戦争中の米軍B29の空襲により1400人以上が死亡した和歌山市。最も犠牲が大きかった和歌山大空襲から70年がたった7月9日、市内各地で追悼行事が行われた。惨禍を体験した市民も高齢化し、戦争記憶の風化が懸念される。戦争体験者や遺族は、戦争の悲惨さを語り継ぐことの大切さをかみしめ、次世代を担う若者たちも、戦没者や戦災者を二度と生まないよう、不戦の誓いを新たにした。
和歌山市西汀丁の汀公園では、市戦災死者追悼法要が営まれ、約200人が参列し、肉親の霊に祈りを捧げた他、市内の小中学校の児童生徒らも参加して、犠牲者の霊を弔った。
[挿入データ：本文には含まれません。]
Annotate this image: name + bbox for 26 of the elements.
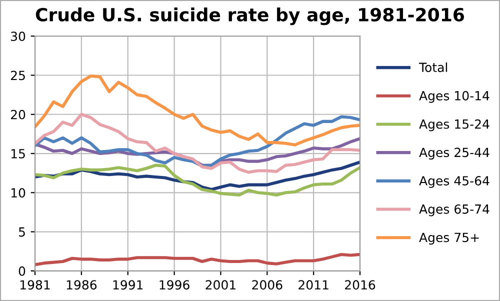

市戦災遺族会(吉田フミ子理事長)が主催。式では、和歌山大学教育学部付属中学校と市立八幡台小学校の児童生徒が千羽鶴を奉納。同中学校生徒会の原田洋旭会長(15)は「戦争は国家間の対立により引き起こされたが、犠牲となったのは一般の人たち。それが悔しくてなりません」と戦争の無意味さを語った。同付属小学校の児童らも、平和への願いを込めてつづった思いを朗読した。
吉田理事長(86)は「戦後70年の年を迎え、今後は私たちの思いを語り継ぐ第二世を育ててほしい」と話していた。